Serves: 3-4
Ingredients
For marinade:
- 1 block of tempeh
- 1 ½ tsp red chili powder
- 1 tsp coriander powder
- 2-3 tbsp water
- 1 tbsp ginger garlic paste
- Salt to taste
For gravy:
- Oil
- 1 tbsp ginger garlic paste
- 1 large sized onion (finely chopped)
- 2 medium sized tomatoes (finely chopped)
- 1 ½ tsp chili powder
- ½ cup plant milk
Method:
- Marinate the tempeh cut into medium sized blocks with 1 ½ tsp red chili powder, 1 tsp coriander powder, 2-3 tbsp water, 1 tbsp ginger garlic paste and salt to taste.
- Keep aside for marination for 4 hrs
- Once marinated, cook the tempeh in a pan in 2 tbsp oil and keep aside
- In a pan, add 1 tbsp oil and saute 1 tbsp ginger garlic paste, 1 finely chopped large sized onion till they turn translucent
- Add 2 finely chopped medium sized tomatoes, 1 ½ tsp chili powder, 2 tsp cumin powder, ½ tsp turmeric powder and salt to taste.

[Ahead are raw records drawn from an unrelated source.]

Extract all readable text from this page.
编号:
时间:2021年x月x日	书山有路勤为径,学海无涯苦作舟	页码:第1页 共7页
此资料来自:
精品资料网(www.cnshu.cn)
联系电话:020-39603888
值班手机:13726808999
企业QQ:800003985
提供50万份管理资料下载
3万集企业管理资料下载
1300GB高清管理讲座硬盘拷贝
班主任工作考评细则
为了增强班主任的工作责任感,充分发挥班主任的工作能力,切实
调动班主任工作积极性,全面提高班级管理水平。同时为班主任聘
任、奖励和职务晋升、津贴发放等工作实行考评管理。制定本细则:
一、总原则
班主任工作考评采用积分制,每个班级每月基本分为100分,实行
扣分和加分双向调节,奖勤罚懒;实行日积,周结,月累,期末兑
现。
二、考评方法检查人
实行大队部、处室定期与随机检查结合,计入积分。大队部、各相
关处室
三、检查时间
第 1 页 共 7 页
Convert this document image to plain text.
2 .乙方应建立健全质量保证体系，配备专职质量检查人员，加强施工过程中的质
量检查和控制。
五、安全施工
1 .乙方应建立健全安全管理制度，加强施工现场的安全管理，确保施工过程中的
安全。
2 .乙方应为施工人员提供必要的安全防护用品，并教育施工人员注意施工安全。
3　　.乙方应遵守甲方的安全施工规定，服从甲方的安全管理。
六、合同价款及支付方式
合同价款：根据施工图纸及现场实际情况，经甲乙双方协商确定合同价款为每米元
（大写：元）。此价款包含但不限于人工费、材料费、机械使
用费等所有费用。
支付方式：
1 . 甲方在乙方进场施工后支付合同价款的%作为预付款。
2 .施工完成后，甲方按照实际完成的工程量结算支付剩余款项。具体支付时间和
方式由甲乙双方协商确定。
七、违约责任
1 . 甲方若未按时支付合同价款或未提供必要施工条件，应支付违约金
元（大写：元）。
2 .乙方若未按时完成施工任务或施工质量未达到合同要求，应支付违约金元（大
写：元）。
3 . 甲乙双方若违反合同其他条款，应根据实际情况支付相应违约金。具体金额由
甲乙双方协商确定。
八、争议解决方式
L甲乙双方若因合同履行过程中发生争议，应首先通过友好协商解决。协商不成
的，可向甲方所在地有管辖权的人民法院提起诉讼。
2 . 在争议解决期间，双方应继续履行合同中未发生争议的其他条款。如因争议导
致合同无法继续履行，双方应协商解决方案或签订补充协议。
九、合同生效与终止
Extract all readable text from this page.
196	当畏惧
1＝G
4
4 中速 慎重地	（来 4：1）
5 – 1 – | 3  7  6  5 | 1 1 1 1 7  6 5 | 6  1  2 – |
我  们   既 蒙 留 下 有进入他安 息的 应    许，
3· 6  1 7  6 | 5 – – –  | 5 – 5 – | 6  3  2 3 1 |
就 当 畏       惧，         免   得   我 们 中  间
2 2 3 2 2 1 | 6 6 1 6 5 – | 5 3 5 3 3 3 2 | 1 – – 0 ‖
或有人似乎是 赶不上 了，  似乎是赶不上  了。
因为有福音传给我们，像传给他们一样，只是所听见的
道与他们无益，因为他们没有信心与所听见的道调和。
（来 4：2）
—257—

- Add 2 tsp coriander powder. Mix well and cook till the vegetables are cooked
- Add 2 tbsp of cashew nuts, 1 ½ tsp sugar, ½ cup plant milk. Mix well
- After 1-2 minutes, cool the mix and blend it to a gravy
- Add the gravy in the pan and throw in the pan toasted tempeh
- Mix it all well so the tempeh is covered in gravy ad cook for another 2 minutes
- Finish it with some finely chopped coriander
- Tempeh tikka masala is ready to be served.